You see, I was a terribly shy boy. I spent my days in near complete mental isolation. I knew there were other people in the world, and I knew that they had some sort of interactions with each other, and I vaguely knew it was something that I wanted. All of that occurred outside of the world of my experience. One day, Roger (that was his name) was sitting at the table with me while Mom made dinner. He said, “Travis, I notice that whenever you walk, you always look down at the ground. Maybe you should try looking up sometime, see what’s there.”
It was my habit, at the time, to walk myself the eight blocks to school everyday. The morning after Roger made his suggestion I walked the same exact walk to school, but this time I looked up. My God! The world! It was so fucking huge! The vastness of it, the beauty, the sky that would not stop. I was a twelve year old boy seeing the world for the first time. I was born again into a universe so much larger than the one I had known. It was joyous.
Then I got to school, with all those mysterious others, and I looked back down. I sat with my head down through homeroom, and half way through the first period of school. We were working on some arithmetic, which I have always had a talent for. Because of that talent I was nearly done with the assigned problems about a third of the way through the period. I was looking straight down at a blank spot between two problems when it hit me. “What if I looked up?” I did. The room exploded in all directions. I thought, “There are so many kids here!” I smiled and looked around the room at the other children diligently working at their papers. My eyes drifted slowly, nonchalantly, And then, I saw her. I don’t know her name. I never will. But, she looked up at me, saw me smiling and smiled back one of the most lovely smiles I have ever seen. My head snapped back down to my paper work so fast that my neck hurt for the whole next week.
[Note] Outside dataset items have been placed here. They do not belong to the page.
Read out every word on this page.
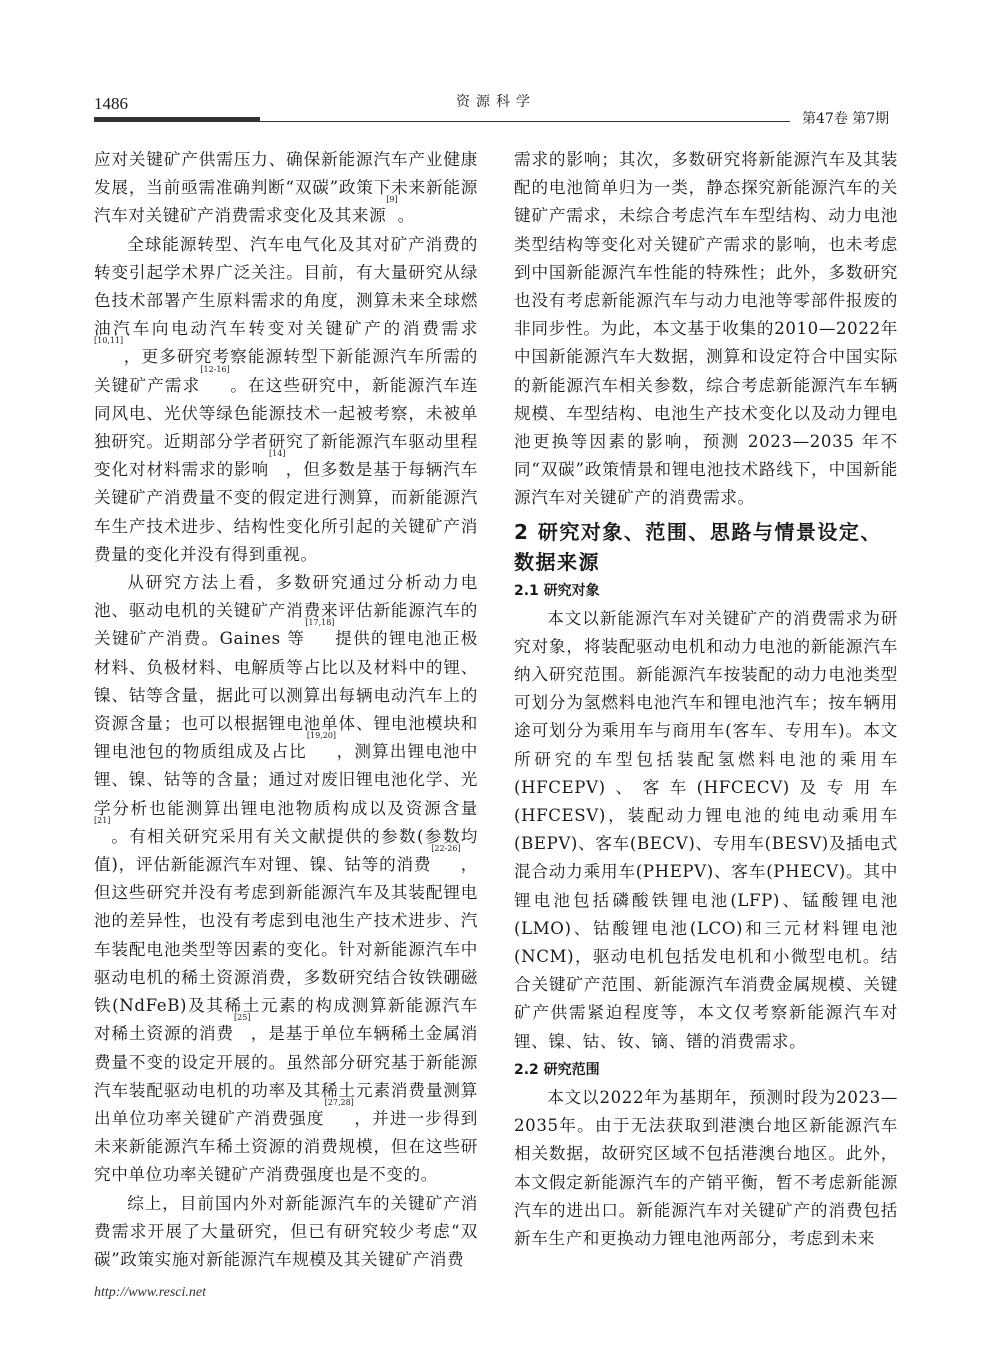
1486	资源科学
第47卷 第7期

应对关键矿产供需压力、确保新能源汽车产业健康发展，当前亟需准确判断“双碳”政策下未来新能源汽车对关键矿产消费需求变化及其来源[9]。

全球能源转型、汽车电气化及其对矿产消费的转变引起学术界广泛关注。目前，有大量研究从绿色技术部署产生原料需求的角度，测算未来全球燃油汽车向电动汽车转变对关键矿产的消费需求[10,11]，更多研究考察能源转型下新能源汽车所需的关键矿产需求[12-16]。在这些研究中，新能源汽车连同风电、光伏等绿色能源技术一起被考察，未被单独研究。近期部分学者研究了新能源汽车驱动里程变化对材料需求的影响[14]，但多数是基于每辆汽车关键矿产消费量不变的假定进行测算，而新能源汽车生产技术进步、结构性变化所引起的关键矿产消费量的变化并没有得到重视。

从研究方法上看，多数研究通过分析动力电池、驱动电机的关键矿产消费来评估新能源汽车的关键矿产消费。Gaines 等[17,18]提供的锂电池正极材料、负极材料、电解质等占比以及材料中的锂、镍、钴等含量，据此可以测算出每辆电动汽车上的资源含量；也可以根据锂电池单体、锂电池模块和锂电池包的物质组成及占比[19,20]，测算出锂电池中锂、镍、钴等的含量；通过对废旧锂电池化学、光学分析也能测算出锂电池物质构成以及资源含量[21]。有相关研究采用有关文献提供的参数(参数均值)，评估新能源汽车对锂、镍、钴等的消费[22-26]，但这些研究并没有考虑到新能源汽车及其装配锂电池的差异性，也没有考虑到电池生产技术进步、汽车装配电池类型等因素的变化。针对新能源汽车中驱动电机的稀土资源消费，多数研究结合钕铁硼磁铁(NdFeB)及其稀土元素的构成测算新能源汽车对稀土资源的消费[25]，是基于单位车辆稀土金属消费量不变的设定开展的。虽然部分研究基于新能源汽车装配驱动电机的功率及其稀土元素消费量测算出单位功率关键矿产消费强度[27,28]，并进一步得到未来新能源汽车稀土资源的消费规模，但在这些研究中单位功率关键矿产消费强度也是不变的。

综上，目前国内外对新能源汽车的关键矿产消费需求开展了大量研究，但已有研究较少考虑“双碳”政策实施对新能源汽车规模及其关键矿产消费

需求的影响；其次，多数研究将新能源汽车及其装配的电池简单归为一类，静态探究新能源汽车的关键矿产需求，未综合考虑汽车车型结构、动力电池类型结构等变化对关键矿产需求的影响，也未考虑到中国新能源汽车性能的特殊性；此外，多数研究也没有考虑新能源汽车与动力电池等零部件报废的非同步性。为此，本文基于收集的2010—2022年中国新能源汽车大数据，测算和设定符合中国实际的新能源汽车相关参数，综合考虑新能源汽车车辆规模、车型结构、电池生产技术变化以及动力锂电池更换等因素的影响，预测 2023—2035 年不同“双碳”政策情景和锂电池技术路线下，中国新能源汽车对关键矿产的消费需求。

2 研究对象、范围、思路与情景设定、数据来源
2.1 研究对象

本文以新能源汽车对关键矿产的消费需求为研究对象，将装配驱动电机和动力电池的新能源汽车纳入研究范围。新能源汽车按装配的动力电池类型可划分为氢燃料电池汽车和锂电池汽车；按车辆用途可划分为乘用车与商用车(客车、专用车)。本文所研究的车型包括装配氢燃料电池的乘用车(HFCEPV)、客车(HFCECV)及专用车(HFCESV)，装配动力锂电池的纯电动乘用车(BEPV)、客车(BECV)、专用车(BESV)及插电式混合动力乘用车(PHEPV)、客车(PHECV)。其中锂电池包括磷酸铁锂电池(LFP)、锰酸锂电池(LMO)、钴酸锂电池(LCO)和三元材料锂电池(NCM)，驱动电机包括发电机和小微型电机。结合关键矿产范围、新能源汽车消费金属规模、关键矿产供需紧迫程度等，本文仅考察新能源汽车对锂、镍、钴、钕、镝、镨的消费需求。

2.2 研究范围

本文以2022年为基期年，预测时段为2023—2035年。由于无法获取到港澳台地区新能源汽车相关数据，故研究区域不包括港澳台地区。此外，本文假定新能源汽车的产销平衡，暂不考虑新能源汽车的进出口。新能源汽车对关键矿产的消费包括新车生产和更换动力锂电池两部分，考虑到未来

http://www.resci.net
The next day at school another girl I knew by mumble, Shereif, walked up at me smiling and said, “Travis, what happened? You never smile, and you never look up.” I turned bright red and shrugged. She said, “Well, whatever, I like it.”
That experience gave birth to my life long love of exploring possibilities of perspective, of viewing the world in other ways. It also sparked in me a love affair with relating to people, the whys and wherefores of it all, the forms it takes.
I am eternally grateful to Roger, for that. He didn’t last long as my Mom’s boyfriend, and I never did see him after that. I am sure he was killed by a circus elephant, or something. Wherever he is, I hope he has some idea of what a difference he made in a small boys life. I still wistfully look down sometimes as I walk, especially when a girl smiles at me, but now it’s with a twinkle in my eye.